On the 23rd November 2011 you stood next to The King and presented your report. The whole world listened to you, as did I, and hoped that never again would we see the horrors of the previous 10 months.
Since that day at least 25 people have been killed relating to “excessive force” – a term I should remind you that was used by your commission on describing security services behavior.
Can you please tell me how that would constitute as an improvement? My intention here is not to claim that BICI was not incredibly useful and without merit. Indeed it raised clearly to the whole world the violations that our Government is guilty of.
But The Authorities have tried to give the impression that they are implementing your recommendations whilst in reality the situation on the ground has only worsened. How can this happen and more importantly why can you not recognize this?
More deaths, continuous attacks on peaceful demonstrations, covering whole villages in tear gas, still stopping some from returning to work, continuing to detain political prisoners and the upholding of unfair charges are not improvements. Bahrain as a nation would benefit so much from the simple act of you stating this.

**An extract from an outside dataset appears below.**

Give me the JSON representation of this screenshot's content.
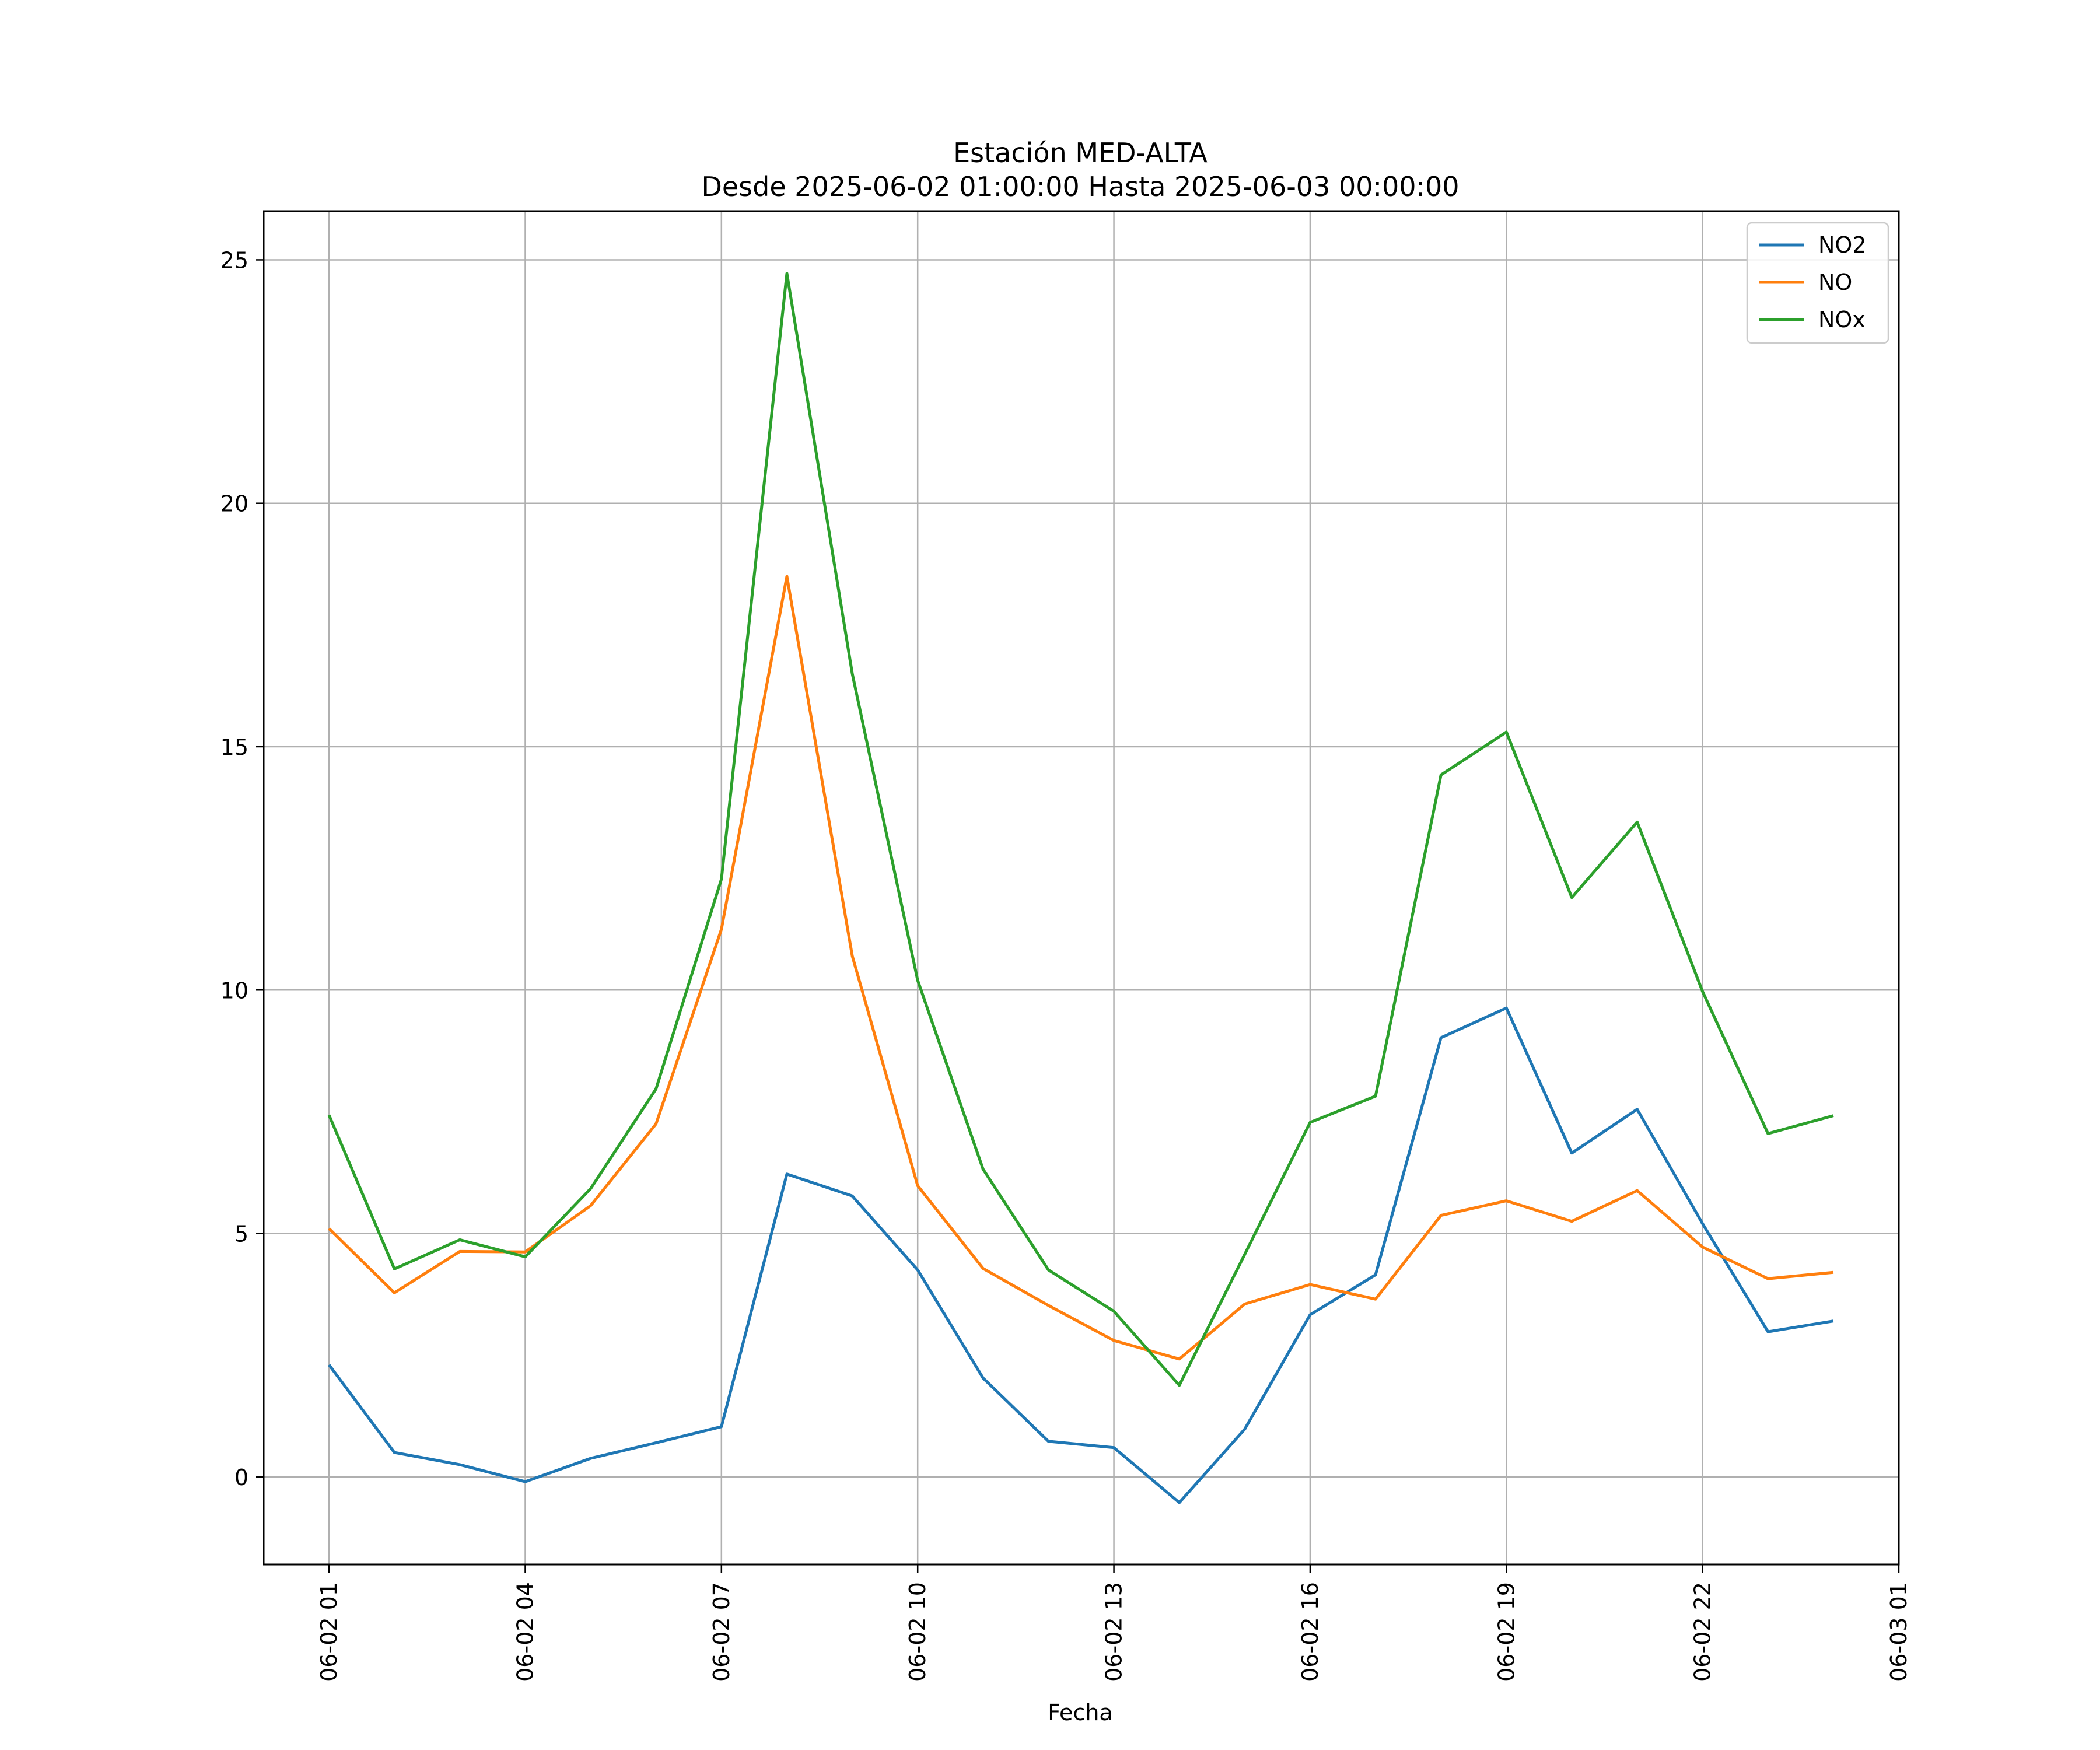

You told Sir David Frost that you it is difficult to establish responsibility for abuses when political individuals are involved in the chain of command. I understand this but then why would you precede this statement by exhorting all responsibility from some individuals?

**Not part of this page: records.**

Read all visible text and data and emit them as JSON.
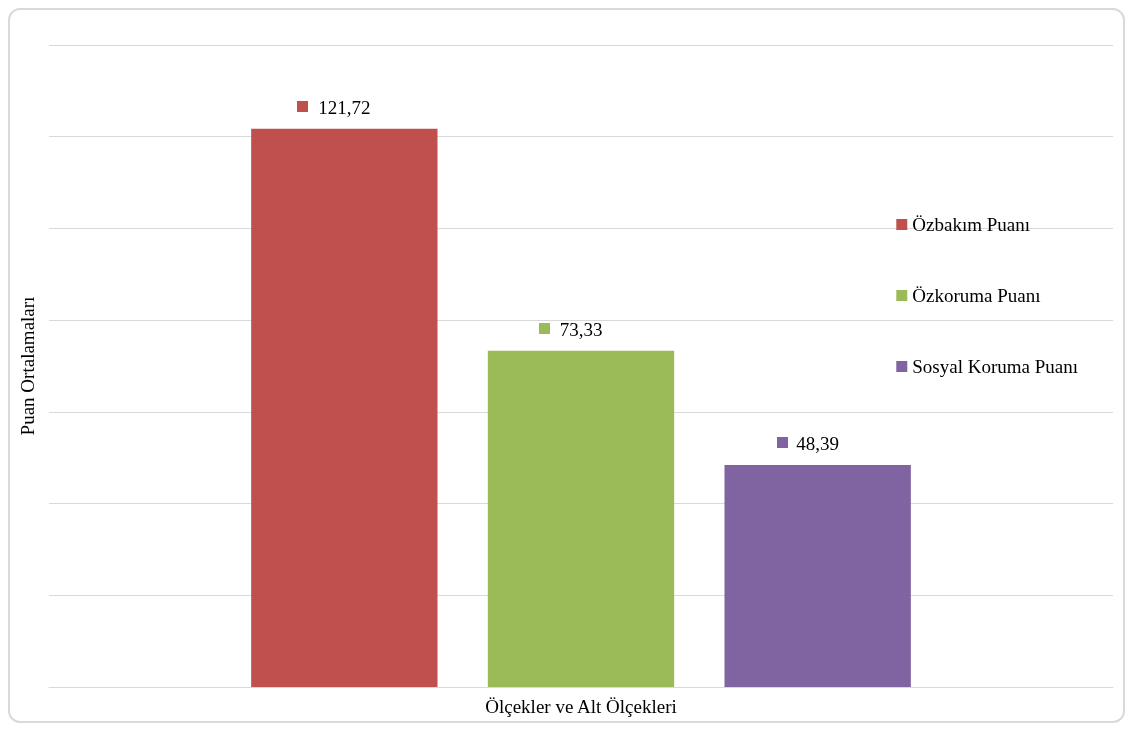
{
  "chart_data": {
    "type": "bar",
    "xlabel": "Ölçekler ve Alt Ölçekleri",
    "ylabel": "Puan Ortalamaları",
    "categories": [
      null
    ],
    "series": [
      {
        "name": "Özbakım Puanı",
        "color": "#c0504d",
        "values": [
          121.72
        ],
        "value_labels": [
          "121,72"
        ]
      },
      {
        "name": "Özkoruma Puanı",
        "color": "#9bbb59",
        "values": [
          73.33
        ],
        "value_labels": [
          "73,33"
        ]
      },
      {
        "name": "Sosyal Koruma Puanı",
        "color": "#8064a2",
        "values": [
          48.39
        ],
        "value_labels": [
          "48,39"
        ]
      }
    ],
    "ylim": [
      0,
      140
    ],
    "yticks": [
      {
        "value": 0,
        "label": null
      },
      {
        "value": 20,
        "label": null
      },
      {
        "value": 40,
        "label": null
      },
      {
        "value": 60,
        "label": null
      },
      {
        "value": 80,
        "label": null
      },
      {
        "value": 100,
        "label": null
      },
      {
        "value": 120,
        "label": null
      },
      {
        "value": 140,
        "label": null
      }
    ],
    "grid": "y",
    "legend": "right",
    "tick_labels": false
  }
}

You said the Crown Prince, The King, The Minister of Interior and The Minister of Justice couldn’t be held responsible for violations. It seems strange to highlight these prominent people as absolved of responsibility but it also points to the possibility that you think other individuals are responsible. You do not mention The Prime Minister; does this mean he has responsibility? If you think so, why don’t you just say so?
I also agreed with some areas you highlighted in your interview. You are absolutely correct to say that the violations committed by Bahrain are symptoms and not causes. The real causes are political. I agree with you 100% on this matter. You are right to highlight the lack of access to power given to those from the Shi’ite community, although your claim that the Shi’ites are 60% of the population actually contradicts your own report that suggests the figure is closer to 70%.
Aside from this factual error I would argue that you have shown a clear and shrewd understanding of the political problems in Bahrain. So given this, I find it even more remarkable that you can tell the world that torture no longer exists because the King told you so.
Can you not understand that without serious international pressure there will be no political reform in Bahrain and that means key individuals, such as yourself, must be honest and frank about what is currently happening in Bahrain.
By claiming that ‘things have improved’ you are not aiding the cause of reform in Bahrain, to the contrary you are making it less likely.
I do hope that you can take this letter in the respectful but critical manner it was intended and that you may have a stronger understanding of the impact of your words. I want to defend the BICI and I want to defend you. But your recent interview has made this very difficult to do.
I call on you to withdraw your statement that allegations of torture no longer exist in Bahrain and to help us to begin the process of serious and meaningful political reform.
I don’t want to call your investigation a failure but it will be wasted in the dustbin of history unless real change emerges from it. Thus far that change has not been seen.
As ‘the father of international law’ your loyalty should be with people not rulers. Please remember this in your future work with Bahrain.